The Antelope Wife (1998), Erdrich's first novel after her divorce from Dorris, was the first of her novels to be set outside the continuity of the previous books.[3] Erdrich heavily revised the book in 2009 and published the revision as The Antelope Woman in 2016.[38]
She subsequently returned to the reservation and nearby towns. She has published five novels since 1998 dealing with events in that fictional area. Among these are The Last Report on the Miracles at Little No Horse (2001) and The Master Butchers Singing Club (2003). Both novels have geographic and character connections with The Beet Queen. In 2009, Erdrich was a Pulitzer Prize finalist for The Plague of Doves[39] and a National Book Award finalist for The Last Report on the Miracles at Little No Horse.[40] The Plague of Doves focuses on the historical lynching of four Native people wrongly accused of murdering a White family, and the effect of this injustice on the following generations. Her Pulitzer Prize–winning novel The Night Watchman[41] (2020) concerns a campaign to defeat the 'termination bill' (introduced by Senator Arthur Vivian Watkins), and Erdrich acknowledged her sources and its inspiration being her maternal grandfather's life.[42] Her most recent novel, The Sentence, tells the fictional story of a haunting at Erdrich's Minneapolis bookstore, set against the backdrop of the COVID-19 pandemic, George Floyd's murder, and the resulting protests.[43]
She also writes for younger audiences; she has a children's picture book Grandmother's Pigeon, and her children's book The Birchbark House, was a National Book Award finalist.[44] She continued the series with The Game of Silence, winner of the Scott O'Dell Award for Historical Fiction,[45] The Porcupine Year, Chickadee, and Makoons.

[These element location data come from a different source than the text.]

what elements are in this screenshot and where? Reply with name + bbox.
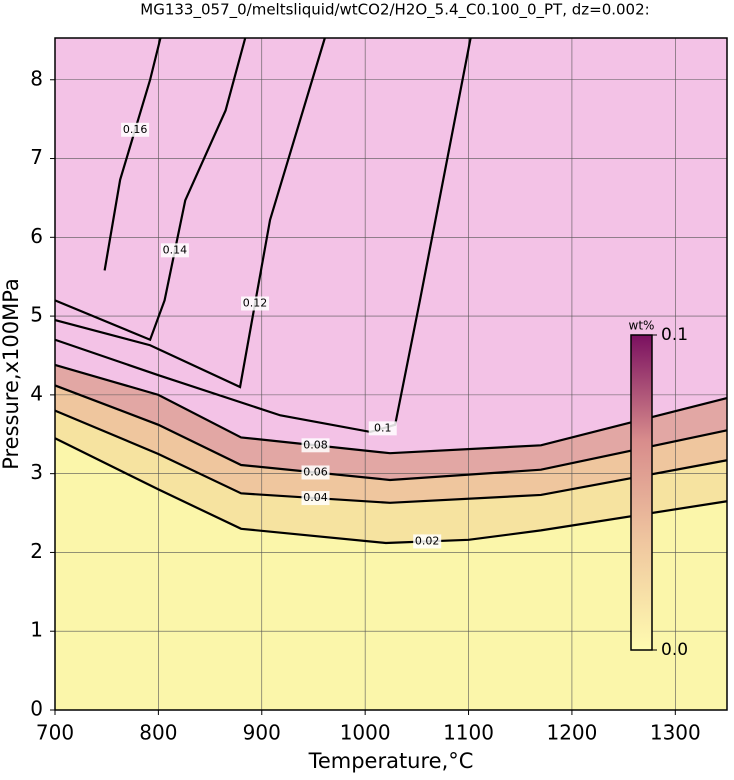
x-tick-label: 800 <box>139 721 177 745</box>
contour-label-group: 0.12 <box>241 296 270 311</box>
contour-label-group: 0.16 <box>121 122 150 137</box>
x-tick-label: 900 <box>243 721 281 745</box>
contour-line <box>54 37 326 389</box>
contour-label: 0.06 <box>303 465 328 478</box>
x-axis-label: Temperature,°C <box>308 749 474 773</box>
plot-frame <box>54 37 728 711</box>
y-tick-label: 5 <box>30 303 43 327</box>
colorbar-label: wt% <box>629 319 655 333</box>
colorbar-tick-label: 0.0 <box>661 640 688 660</box>
x-tick-label: 1300 <box>650 721 701 745</box>
contour-label-group: 0.1 <box>368 421 397 436</box>
y-tick-label: 1 <box>30 618 43 642</box>
contour-label-bg <box>368 421 397 436</box>
contour-label-group: 0.02 <box>413 534 442 549</box>
y-tick-label: 0 <box>30 697 43 721</box>
contour-label: 0.08 <box>303 438 328 451</box>
y-tick-label: 3 <box>30 460 43 484</box>
colorbar-tick-label: 0.1 <box>661 325 688 345</box>
colorbar <box>630 334 653 651</box>
contour-label-group: 0.14 <box>160 243 189 258</box>
contour-label: 0.16 <box>123 123 148 136</box>
contour-label: 0.1 <box>374 421 392 434</box>
contour-label-bg <box>121 122 150 137</box>
contour-line <box>54 437 728 545</box>
y-tick-label: 6 <box>30 224 43 248</box>
y-tick-label: 7 <box>30 145 43 169</box>
contour-label: 0.02 <box>415 534 440 547</box>
contour-label-bg <box>413 534 442 549</box>
contour-fill <box>55 38 727 454</box>
chart-title: MG133_057_0/meltsliquid/wtCO2/H2O_5.4_C0… <box>140 1 649 20</box>
x-tick-label: 1000 <box>340 721 391 745</box>
contour-label-group: 0.06 <box>301 465 330 480</box>
contour-label-bg <box>301 491 330 506</box>
contour-label-bg <box>160 243 189 258</box>
contour-label: 0.14 <box>163 243 188 256</box>
contour-label-bg <box>241 296 270 311</box>
contour-label-group: 0.08 <box>301 438 330 453</box>
x-tick-label: 1200 <box>546 721 597 745</box>
contour-label-bg <box>301 438 330 453</box>
y-axis-label: Pressure,x100MPa <box>0 278 23 470</box>
contour-label-bg <box>301 465 330 480</box>
y-tick-label: 8 <box>30 66 43 90</box>
y-tick-label: 2 <box>30 539 43 563</box>
x-tick-label: 1100 <box>443 721 494 745</box>
x-tick-label: 700 <box>36 721 74 745</box>
contour-label: 0.04 <box>303 491 328 504</box>
contour-label-group: 0.04 <box>301 491 330 506</box>
contour-label: 0.12 <box>243 296 268 309</box>
y-tick-label: 4 <box>30 381 43 405</box>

In addition to fiction and poetry, Erdrich has published nonfiction. The Blue Jay's Dance (1995) is about her pregnancy and the birth of her third child.[46] Books and Islands in Ojibwe Country (2003) traces her travels in northern Minnesota and Ontario's lakes following the birth of her youngest daughter.[47]
Her heritage from both parents is influential in her life and prominent in her work.[48] Although many of Erdrich's works explore her Native American heritage, her novel The Master Butchers Singing Club (2003) featured the European, specifically German, side of her ancestry. The novel includes stories of a World War I veteran of the German Army and is set in a small North Dakota town.[49] The novel was a finalist for the National Book Award.
Erdrich's interwoven series of novels have drawn comparisons with William Faulkner's Yoknapatawpha novels. Like Faulkner's, Erdrich's successive novels created multiple narratives in the same fictional area and combined the tapestry of local history with current themes and modern consciousness.[50]
Erdrich's bookstore hosts literary readings and other events. Her new works are read here, and events celebrate the works and careers of other writers as well, particularly local Native writers. Erdrich and her staff consider Birchbark Books to be a "teaching bookstore".[51] In addition to books, the store sells Native art and traditional medicines, and Native American jewelry. Wiigwaas Press, a small nonprofit publisher founded by Erdrich and her sister, is affiliated with the store.[51]